FARO has announced its financial results for the fourth quarter and fiscal year ended December 31, 2017.
- Quarterly sales of $106.4 million, up 16.1% year-over-year
- Construction BIM-CIM segment quarterly sales of $25.8 million, up 47.2% year-over-year
- Strengthened gross margin to 58.3% for the quarter
- Increased operating margin to 8.6% for the quarter
Total 2017 sales increased by $35.3 million, or 10.9%, to $360.9 million for the year ended December 31, 2017 from $325.6 million for the year ended December 31, 2016. Sales increase was primarily driven by a strong increase in construction BIM-CIM segment, growth in warranty revenue, and increases in average selling prices. New order bookings increased by $46.3 million, or 14.0%, to $377.0 million for the year ended December 31, 2017 from $330.7 million for the year ended December 31, 2016.
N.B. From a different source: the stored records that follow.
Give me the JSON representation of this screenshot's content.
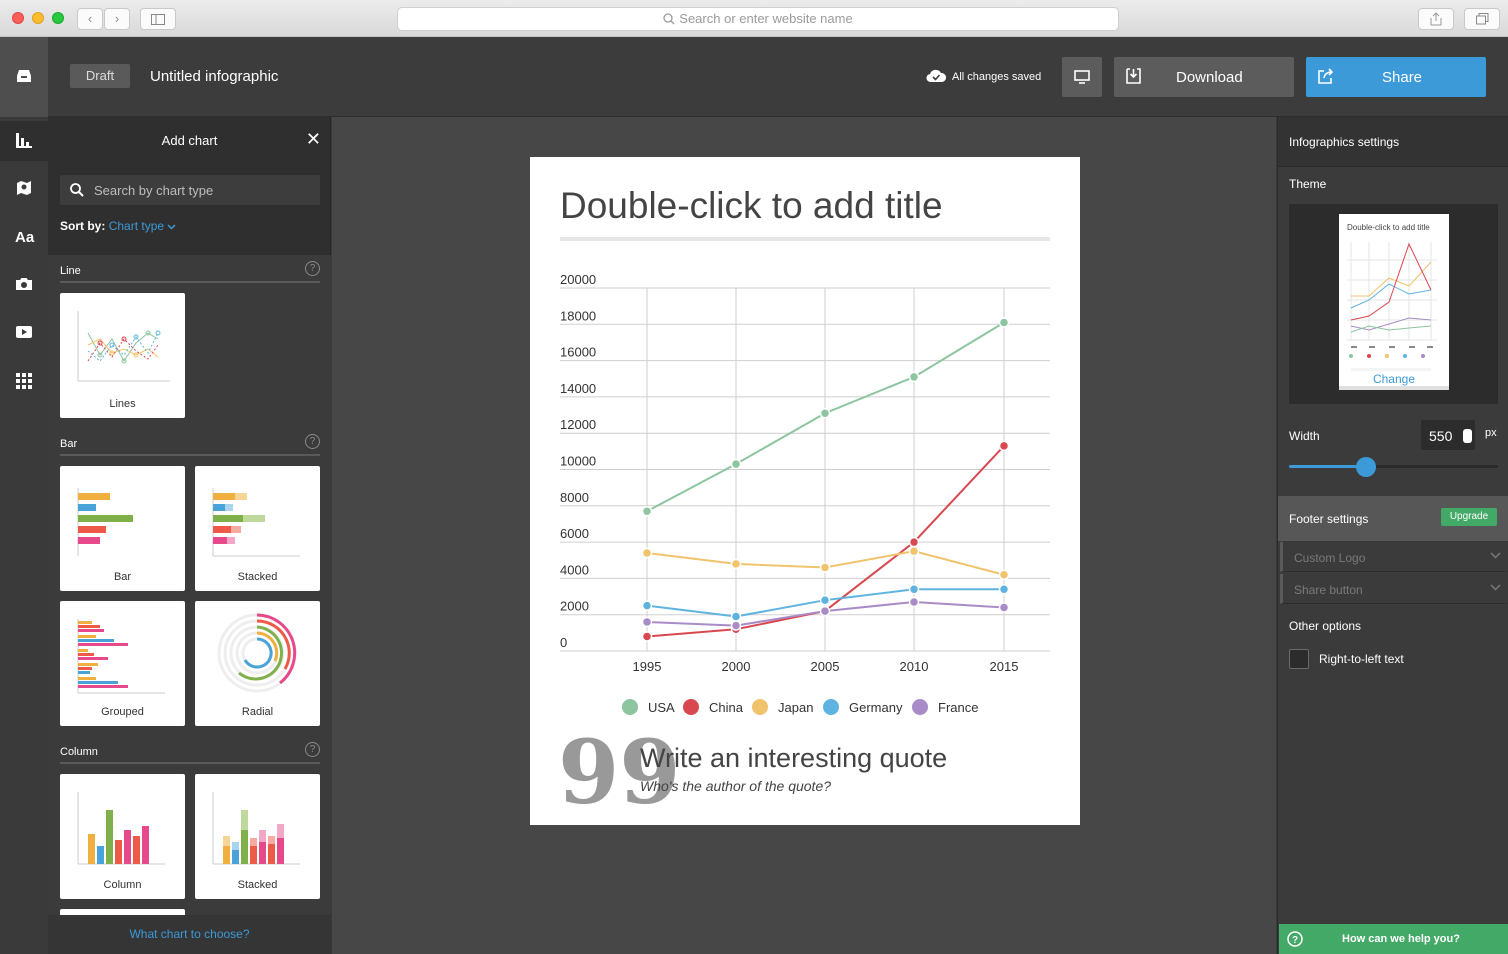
{
  "browser": {
    "url_placeholder": "Search or enter website name"
  },
  "header": {
    "draft_label": "Draft",
    "doc_title": "Untitled infographic",
    "save_status": "All changes saved",
    "download_label": "Download",
    "share_label": "Share"
  },
  "chart_panel": {
    "title": "Add chart",
    "close_glyph": "✕",
    "search_placeholder": "Search by chart type",
    "sort_label": "Sort by:",
    "sort_value": "Chart type",
    "sections": [
      {
        "label": "Line",
        "items": [
          "Lines"
        ]
      },
      {
        "label": "Bar",
        "items": [
          "Bar",
          "Stacked",
          "Grouped",
          "Radial"
        ]
      },
      {
        "label": "Column",
        "items": [
          "Column",
          "Stacked"
        ]
      }
    ],
    "help_glyph": "?",
    "footer_link": "What chart to choose?"
  },
  "page": {
    "title": "Double-click to add title",
    "quote_glyph": "99",
    "quote_text": "Write an interesting quote",
    "quote_author": "Who's the author of the quote?"
  },
  "chart_data": {
    "type": "line",
    "x": [
      1995,
      2000,
      2005,
      2010,
      2015
    ],
    "ylim": [
      0,
      20000
    ],
    "yticks": [
      0,
      2000,
      4000,
      6000,
      8000,
      10000,
      12000,
      14000,
      16000,
      18000,
      20000
    ],
    "grid": true,
    "legend": "bottom",
    "series": [
      {
        "name": "USA",
        "color": "#8cc5a0",
        "values": [
          7700,
          10300,
          13100,
          15100,
          18100
        ]
      },
      {
        "name": "China",
        "color": "#d9484f",
        "values": [
          800,
          1200,
          2200,
          6000,
          11300
        ]
      },
      {
        "name": "Japan",
        "color": "#f0c36c",
        "values": [
          5400,
          4800,
          4600,
          5500,
          4200
        ]
      },
      {
        "name": "Germany",
        "color": "#5eb3e0",
        "values": [
          2500,
          1900,
          2800,
          3400,
          3400
        ]
      },
      {
        "name": "France",
        "color": "#a98bc7",
        "values": [
          1600,
          1400,
          2200,
          2700,
          2400
        ]
      }
    ]
  },
  "settings": {
    "header": "Infographics settings",
    "theme_label": "Theme",
    "theme_preview_title": "Double-click to add title",
    "theme_change": "Change",
    "width_label": "Width",
    "width_value": "550",
    "width_unit": "px",
    "width_slider_fraction": 0.37,
    "footer_label": "Footer settings",
    "upgrade_label": "Upgrade",
    "custom_logo": "Custom Logo",
    "share_button": "Share button",
    "other_options": "Other options",
    "rtl_label": "Right-to-left text",
    "help_text": "How can we help you?"
  },
  "colors": {
    "accent": "#3d9ad9",
    "success": "#43a966"
  }
}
“In 2017, we executed well on our strategic initiatives in completing our vertical reorganization by mid-year, reinvigorating our product portfolio with next generation technology, and investing in expanding our sales force to make meaningful progress towards our long-term financial objectives,” stated Dr. Simon Raab, President and Chief Executive Officer. “Our team delivered double-digit new order bookings and sales growth for 2017, and at the same time increased gross margin progressively through the year to reach 58.3% in the fourth quarter. Our second half performance strongly indicates that we are gaining traction from our vertical focus, investments in new products, and additional sales headcount as highlighted by our remarkable 47.2% increase in fourth quarter construction BIM-CIM sales. As we have discussed before, there is a natural, short-term cost to these investments. However, we expect sustained returns from these initiatives and we will continue with our vertical strategies while optimizing our operations through our 2018 global lean initiatives, which are aimed at reinvigorating the FARO culture of continuous improvement and technological superiority in all of our vertical markets.”
Gross margin was 56.7% for fiscal year 2017, up 2.0 percentage points over the prior year, mostly due to higher average selling prices from stated technological leadership and improved manufacturing efficiency.
Operating income was $5.3 million for fiscal year 2017, reflecting a decrease from $13.3 million for fiscal year 2016. This decrease was primarily due to an intentional increase in operating expenses related to strategic growth initiatives, including a start-up selling expense of $9.5 million driven by a 17.7% increase in period ending sales headcount from 536 as of December 31, 2016 to 631 as of December 31, 2017 and increases in R&D spending from recent technology acquisitions.
As of December 31, 2017, cash and short-term investments totaled $152.0 million, of which $98.8 million was held by foreign subsidiaries.